Moderate Voice points out a Republican health care plan, gets savaged for it.

The article itself (via Hot Air) is reasonable enough, but the real fun is watching the screaming in the comments sections from various of TMV’s commenters – said screaming partially because there’s nothing shriller than an Online Left commenter having one of their treasured talking points demolished, but mostly because the Online Left commentariat hates conservatives, and wants us all to die in fires.

Oops, did I just type that out? Whoops! For some reason, we’re expected not to make that rather obvious observation.

Moe Lane

PS: Anybody who can comment here is generally considered an exception to that designation. My general rule of thumb is whether they can type out “Republican” without mutating it into a slur.

Crossposted to RedState.

9 thoughts on “Moderate Voice points out a Republican health care plan, gets savaged for it.”

  1. Moe: Thanks for this tip. I avoid TMV (irony points for their name though) so I would never have seen this. I’m going to have to take a look at that bill now. I knew there were proposals out there – I’ve heard most of those points brought up – but I never realized a bill had been introduced.

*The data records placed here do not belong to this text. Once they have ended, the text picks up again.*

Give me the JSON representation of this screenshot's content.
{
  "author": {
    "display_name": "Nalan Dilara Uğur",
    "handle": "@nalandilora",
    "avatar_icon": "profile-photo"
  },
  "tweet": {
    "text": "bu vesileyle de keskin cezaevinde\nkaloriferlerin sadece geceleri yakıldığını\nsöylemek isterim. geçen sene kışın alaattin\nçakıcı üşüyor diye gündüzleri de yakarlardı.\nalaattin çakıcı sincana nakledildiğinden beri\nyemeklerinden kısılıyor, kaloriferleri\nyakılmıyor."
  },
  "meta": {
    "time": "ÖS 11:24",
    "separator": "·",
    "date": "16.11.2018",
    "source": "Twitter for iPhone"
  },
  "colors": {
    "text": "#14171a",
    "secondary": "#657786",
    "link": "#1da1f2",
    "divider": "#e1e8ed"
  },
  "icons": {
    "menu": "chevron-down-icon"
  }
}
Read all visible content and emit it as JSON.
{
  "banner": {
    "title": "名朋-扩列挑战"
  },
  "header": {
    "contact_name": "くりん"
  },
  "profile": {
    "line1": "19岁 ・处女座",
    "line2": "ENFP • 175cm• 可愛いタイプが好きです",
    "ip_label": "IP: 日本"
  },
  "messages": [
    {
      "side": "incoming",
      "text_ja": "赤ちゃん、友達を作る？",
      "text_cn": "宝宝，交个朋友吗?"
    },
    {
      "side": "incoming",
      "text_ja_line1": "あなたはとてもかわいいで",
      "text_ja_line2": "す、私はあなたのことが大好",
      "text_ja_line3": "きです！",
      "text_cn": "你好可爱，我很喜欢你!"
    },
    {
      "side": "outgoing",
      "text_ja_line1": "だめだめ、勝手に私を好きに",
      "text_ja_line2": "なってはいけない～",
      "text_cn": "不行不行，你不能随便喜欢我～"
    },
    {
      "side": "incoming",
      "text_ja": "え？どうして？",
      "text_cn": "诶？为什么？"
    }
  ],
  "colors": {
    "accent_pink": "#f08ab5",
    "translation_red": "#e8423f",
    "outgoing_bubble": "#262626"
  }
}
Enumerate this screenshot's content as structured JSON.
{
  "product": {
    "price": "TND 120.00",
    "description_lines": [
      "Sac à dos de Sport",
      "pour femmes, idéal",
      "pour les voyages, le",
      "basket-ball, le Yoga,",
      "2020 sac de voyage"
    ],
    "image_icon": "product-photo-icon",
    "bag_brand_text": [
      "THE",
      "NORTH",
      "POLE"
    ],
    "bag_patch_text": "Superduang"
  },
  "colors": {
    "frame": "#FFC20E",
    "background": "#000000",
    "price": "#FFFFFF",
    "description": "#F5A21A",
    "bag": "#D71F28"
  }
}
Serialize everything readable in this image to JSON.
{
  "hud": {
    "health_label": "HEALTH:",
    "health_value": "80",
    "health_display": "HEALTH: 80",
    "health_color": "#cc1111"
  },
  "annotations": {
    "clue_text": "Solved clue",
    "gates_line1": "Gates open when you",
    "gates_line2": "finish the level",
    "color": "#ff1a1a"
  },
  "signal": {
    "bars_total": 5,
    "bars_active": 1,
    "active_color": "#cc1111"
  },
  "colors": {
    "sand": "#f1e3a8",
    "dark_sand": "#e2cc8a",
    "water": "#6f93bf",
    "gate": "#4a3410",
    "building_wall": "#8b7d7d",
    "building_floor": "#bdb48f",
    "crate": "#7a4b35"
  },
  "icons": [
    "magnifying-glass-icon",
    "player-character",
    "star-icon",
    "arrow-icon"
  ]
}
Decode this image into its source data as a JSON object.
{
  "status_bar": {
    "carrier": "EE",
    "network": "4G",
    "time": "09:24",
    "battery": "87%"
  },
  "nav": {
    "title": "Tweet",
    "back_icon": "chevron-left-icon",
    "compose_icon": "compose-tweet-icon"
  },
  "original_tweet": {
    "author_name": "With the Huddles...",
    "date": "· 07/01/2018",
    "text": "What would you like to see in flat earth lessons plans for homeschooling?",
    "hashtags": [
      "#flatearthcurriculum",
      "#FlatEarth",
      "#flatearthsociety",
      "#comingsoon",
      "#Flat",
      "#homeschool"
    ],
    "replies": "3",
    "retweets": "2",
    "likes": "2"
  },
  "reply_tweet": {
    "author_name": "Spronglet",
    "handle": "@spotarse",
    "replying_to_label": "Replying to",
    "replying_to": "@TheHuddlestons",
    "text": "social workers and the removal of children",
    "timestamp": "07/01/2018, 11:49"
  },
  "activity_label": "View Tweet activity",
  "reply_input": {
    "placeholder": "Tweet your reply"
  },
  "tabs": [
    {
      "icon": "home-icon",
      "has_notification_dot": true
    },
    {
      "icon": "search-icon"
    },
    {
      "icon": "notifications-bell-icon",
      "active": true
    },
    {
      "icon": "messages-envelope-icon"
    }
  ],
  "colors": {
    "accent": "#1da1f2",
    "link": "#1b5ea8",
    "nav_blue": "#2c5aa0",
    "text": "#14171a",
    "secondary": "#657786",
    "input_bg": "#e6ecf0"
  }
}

    Matt: because the GOP leadership sucks at messaging. It’s rare enough that the Republicans in Washington come up with anything worthwhile. When they do, they never seem to know what to do with it! Just means some of us need to be watching Washington more closely, and when something worth supporting comes up we have to do their job for them and promote the crap out of it back here in the real world. Or we could, you know, get someone elected who can find their butt with their hands. [/rant]

    1. Actually, F-RO, this time there’s a plan. At least on the House side. The GOP leadership there is *pissed* at the way that Madame Speaker thought that she could treat them like she does her own caucus.

    1. Because I don’t do things out of order, Matt. The Democrats started this mess by locking out the GOP entirely from the debate; we are now showing them the consequences of that error. We will be happy to engage in the discussion – once they publicly back down, and admit that they were wrong to try to run roughshod over us at the start. Until then: karma. It’s what’s for dinner.

  2. A good reason not to push a plan right now is that any huge omnibus plan is going to get out of control in the committees and other horse-trading that will inevitably occur if/when push comes to shove. I don’t want three good conservative/libertarian ideas combined with five fatal far-left ideas that are slippery-slopes to universal mandates and government takeover.

    I prefer Congress pass no bills that jumble all this mess and hopey-change trial balloons into one big package. I want a bill focused on one element of the problem, with specific tactics to deal with the disadvantages of that issues, and attention to the predictable side-effects and potential incentives to game the changed system.

    Trying to “fix” one-sixth of the economy from a centralized perspective will make it worse, guaranteed. Chipping away the ossified barnacles dragging the whole system down is the only way we can hope to eventually reverse some of the distortions.